We all know that our bodies are all different from each other. Yet it’s so tempting to try to match your movements exactly to the instructor’s, or that guy on the mat next to you (even if he might be, you know, a foot taller). “Think about how things are working rather than, you know, aiming for a certain external shape or external range of movement or distance,” says Amy Jordan, founder of WundaBar Pilates. “If I worry about going deeper inside my own body, deeper inside my own skin, then that's when I get better results.”

She finds clients often worry about things like, Am I going low enough in my squat? Am I holding my arms high enough? “It's really not about what it looks like, the shape you're making," she says. "What matters is the connection you're finding in your body.”

Rather than looking in the mirror, focus on which muscles you feel activating, and where you’re feeling the burn in your body. Spoiler alert: You'll likely find that this approach makes it burn a lot more than it used to! “If you have proper alignment, if you're working with breath, if you're working with intention, if you're working slowly, you're gonna find so much more work,” adds Jordan. “I can get anyone to shake in under 30 seconds.”

4. Make sure you’re on the right surface

Not all exercise mats are created equal. And that’s for a reason. “Sometimes people bring those real thick mats that are more squishy—those are for restorative yoga. And if you try to jump on that, you're gonna be wobbly, right?” Moe says. (A standard yoga mat is typically about four or five millimeters thick, she says.) Or, if you choose something super thin for, say, a Pilates class, your knees or hip joints might uncomfortably dig into the floor because there’s not enough cushion. When you don’t have the right foundation for the workout you’re doing, you’ll find yourself holding back so you don't hurt something, and then you won’t get the full benefits.

5. Time your rest periods

Is you’re strength training on your own or doing cardio intervals, don’t throw all your hard work away during your rest periods. Keep yourself accountable and don't let your breaks linger longer than they’re supposed to be.

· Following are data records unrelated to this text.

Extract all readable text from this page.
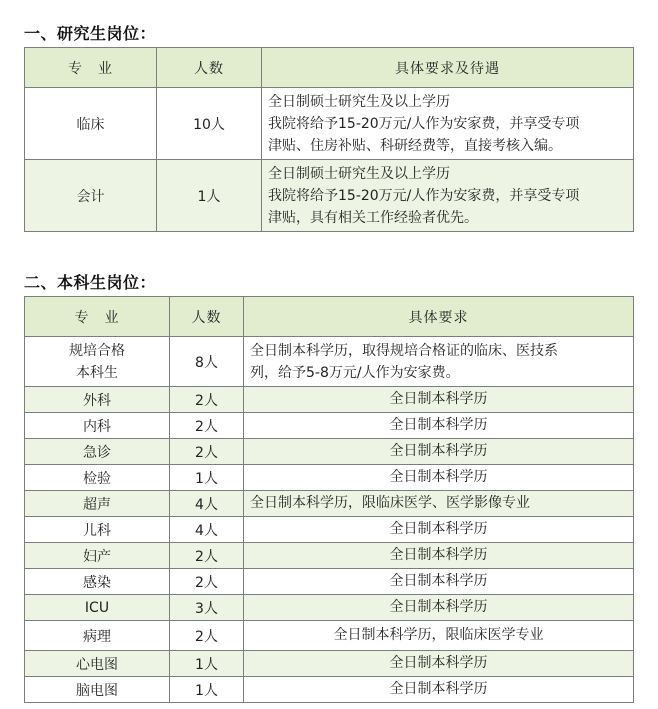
一、研究生岗位：
专　业	人数	具体要求及待遇
临床	10人	全日制硕士研究生及以上学历
我院将给予15-20万元/人作为安家费，并享受专项
津贴、住房补贴、科研经费等，直接考核入编。

会计	1人	全日制硕士研究生及以上学历
我院将给予15-20万元/人作为安家费，并享受专项
津贴，具有相关工作经验者优先。
二、本科生岗位：
专　业	人数	具体要求

规培合格
本科生	8人	全日制本科学历，取得规培合格证的临床、医技系
列，给予5-8万元/人作为安家费。

外科	2人	全日制本科学历
内科	2人	全日制本科学历
急诊	2人	全日制本科学历
检验	1人	全日制本科学历
超声	4人	全日制本科学历，限临床医学、医学影像专业
儿科	4人	全日制本科学历
妇产	2人	全日制本科学历
感染	2人	全日制本科学历
ICU	3人	全日制本科学历
病理	2人	全日制本科学历，限临床医学专业
心电图	1人	全日制本科学历
脑电图	1人	全日制本科学历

“If I am not timing my rests, I'm not really performing the program that I set down on paper,” Shipton says. “Your rest time is just as important as the exercises that you're performing.”

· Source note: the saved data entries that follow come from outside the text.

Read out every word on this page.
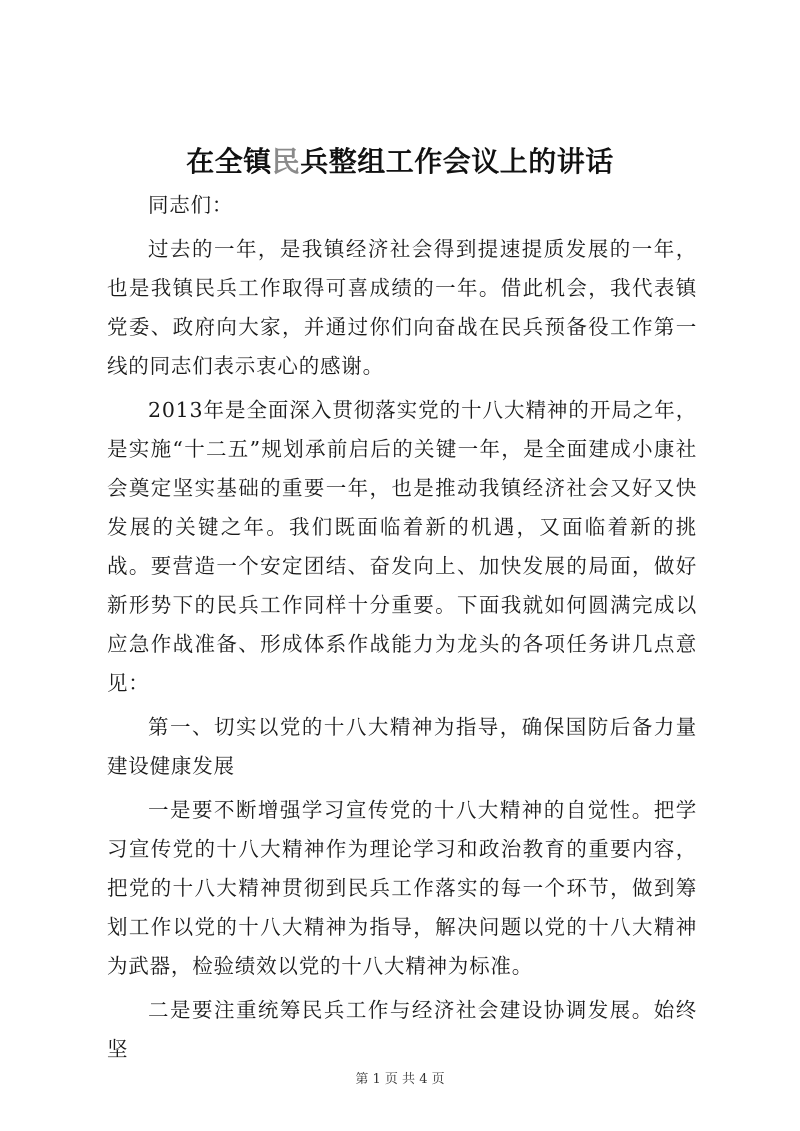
在全镇民兵整组工作会议上的讲话

同志们：

过去的一年，是我镇经济社会得到提速提质发展的一年，也是我镇民兵工作取得可喜成绩的一年。借此机会，我代表镇党委、政府向大家，并通过你们向奋战在民兵预备役工作第一线的同志们表示衷心的感谢。

2013年是全面深入贯彻落实党的十八大精神的开局之年，是实施“十二五”规划承前启后的关键一年，是全面建成小康社会奠定坚实基础的重要一年，也是推动我镇经济社会又好又快发展的关键之年。我们既面临着新的机遇，又面临着新的挑战。要营造一个安定团结、奋发向上、加快发展的局面，做好新形势下的民兵工作同样十分重要。下面我就如何圆满完成以应急作战准备、形成体系作战能力为龙头的各项任务讲几点意见：

第一、切实以党的十八大精神为指导，确保国防后备力量建设健康发展

一是要不断增强学习宣传党的十八大精神的自觉性。把学习宣传党的十八大精神作为理论学习和政治教育的重要内容，把党的十八大精神贯彻到民兵工作落实的每一个环节，做到筹划工作以党的十八大精神为指导，解决问题以党的十八大精神为武器，检验绩效以党的十八大精神为标准。

二是要注重统筹民兵工作与经济社会建设协调发展。始终坚

第 1 页 共 4 页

That's because part of the challenge is diving back into the next interval or set with only the recovery allotted. If your heart rate completely calms down when it’s supposed to stay elevated, for instance, you’re not pushing your body as hard as you’re supposed to.

6. Run your goals by a fitness pro

No matter your reasons for working out, there’s nothing more disincentivizing than feeling like you’re not seeing the progress you think you should be. This is why Shipton always suggests running your goals by an expert.

“Even if someone can just get one hour of face time with a fitness professional to get guidance around what the realistic expectations are for that goal and how long it's going to take, then we'll find that they stick with the gym a little bit longer,” she says. Many gyms offer a complimentary consultation with a personal trainer to new members—take advantage of it. Whether you're chasing big goals or small ones, learning what to expect should be your very first step.